Every year we have difficult conversations about the problems associated with choice of the 26th of January to celebrate our Australian nationhood. This year was no different. Australia day honours, BBQs, citizenship ceremonies and invasion day/survival day marches were all held concurrently. Once again, Australia Day – a national day that should bring Indigenous and non-Indigenous together – divided our nation.

A poll published in the Guardian found most Indigenous Australians want the date changed. 26 January is the anniversary of the date in which the First Fleet raised the Union Jack in Sydney Cover in 1788. It is a date that by virtue of its historical symbolism causes pain to Indigenous Australians.

26 January became a public holiday uniformly across all Australian states only in 1994. For many Indigenous Australians it is symbolic of the act of dispossession.

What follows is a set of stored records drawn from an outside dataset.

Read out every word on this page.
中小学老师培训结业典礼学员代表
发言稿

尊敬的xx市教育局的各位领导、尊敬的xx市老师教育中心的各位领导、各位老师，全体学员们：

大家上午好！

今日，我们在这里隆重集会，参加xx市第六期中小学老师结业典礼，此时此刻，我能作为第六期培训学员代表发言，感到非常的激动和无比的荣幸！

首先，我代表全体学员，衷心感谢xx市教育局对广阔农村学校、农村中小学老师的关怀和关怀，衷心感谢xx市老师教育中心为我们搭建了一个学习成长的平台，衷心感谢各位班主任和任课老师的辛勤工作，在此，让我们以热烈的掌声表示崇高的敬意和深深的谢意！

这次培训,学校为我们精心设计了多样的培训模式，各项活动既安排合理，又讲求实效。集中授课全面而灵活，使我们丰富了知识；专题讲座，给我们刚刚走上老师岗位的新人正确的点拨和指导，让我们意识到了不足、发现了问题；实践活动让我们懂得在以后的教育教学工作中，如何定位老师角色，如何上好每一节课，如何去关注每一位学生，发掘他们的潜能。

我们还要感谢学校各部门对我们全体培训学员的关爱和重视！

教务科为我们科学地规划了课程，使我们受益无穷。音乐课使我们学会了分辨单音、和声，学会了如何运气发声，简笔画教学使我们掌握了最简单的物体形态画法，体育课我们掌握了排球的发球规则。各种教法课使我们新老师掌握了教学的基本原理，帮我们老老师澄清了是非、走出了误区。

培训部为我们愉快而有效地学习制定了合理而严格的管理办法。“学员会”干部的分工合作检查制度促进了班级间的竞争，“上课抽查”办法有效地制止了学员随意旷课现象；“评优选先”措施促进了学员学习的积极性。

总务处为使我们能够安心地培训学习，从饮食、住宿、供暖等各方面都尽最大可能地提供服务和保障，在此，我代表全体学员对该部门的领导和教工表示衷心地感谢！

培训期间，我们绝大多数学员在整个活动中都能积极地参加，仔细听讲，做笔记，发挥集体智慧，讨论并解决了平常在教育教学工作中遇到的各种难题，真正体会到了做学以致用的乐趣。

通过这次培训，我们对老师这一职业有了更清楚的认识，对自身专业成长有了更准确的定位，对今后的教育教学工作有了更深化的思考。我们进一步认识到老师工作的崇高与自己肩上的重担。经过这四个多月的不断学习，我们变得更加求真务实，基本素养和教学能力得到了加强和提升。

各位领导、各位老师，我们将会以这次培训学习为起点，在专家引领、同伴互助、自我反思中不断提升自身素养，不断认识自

Yet we seem unable to have a frank and honest conversation about changing the date. Being dismissive and responding that this is a silly conversation – or that it is “political correctness gone mad” – is not a generous way to bring all Australians into a celebration of our shared collective future. A generous approach to dialogue based on empathy, respect and compassion would seek to find a date to celebrate our nationhood that is inclusive of all Australians.

We need a way to talk about our past that is honest that acknowledges harm both intended and not intended to Indigenous Australians. Perhaps this would be more productive if we were able to move from one based on guilt to one based on emotional engagement that is enabling. That might require us all to shift our approach to each other and acknowledge the multiple cultural traditions. Whoever we are – Indigenous, descendants of settler Australians, migrants or refugees – we all have a stake in our nations future.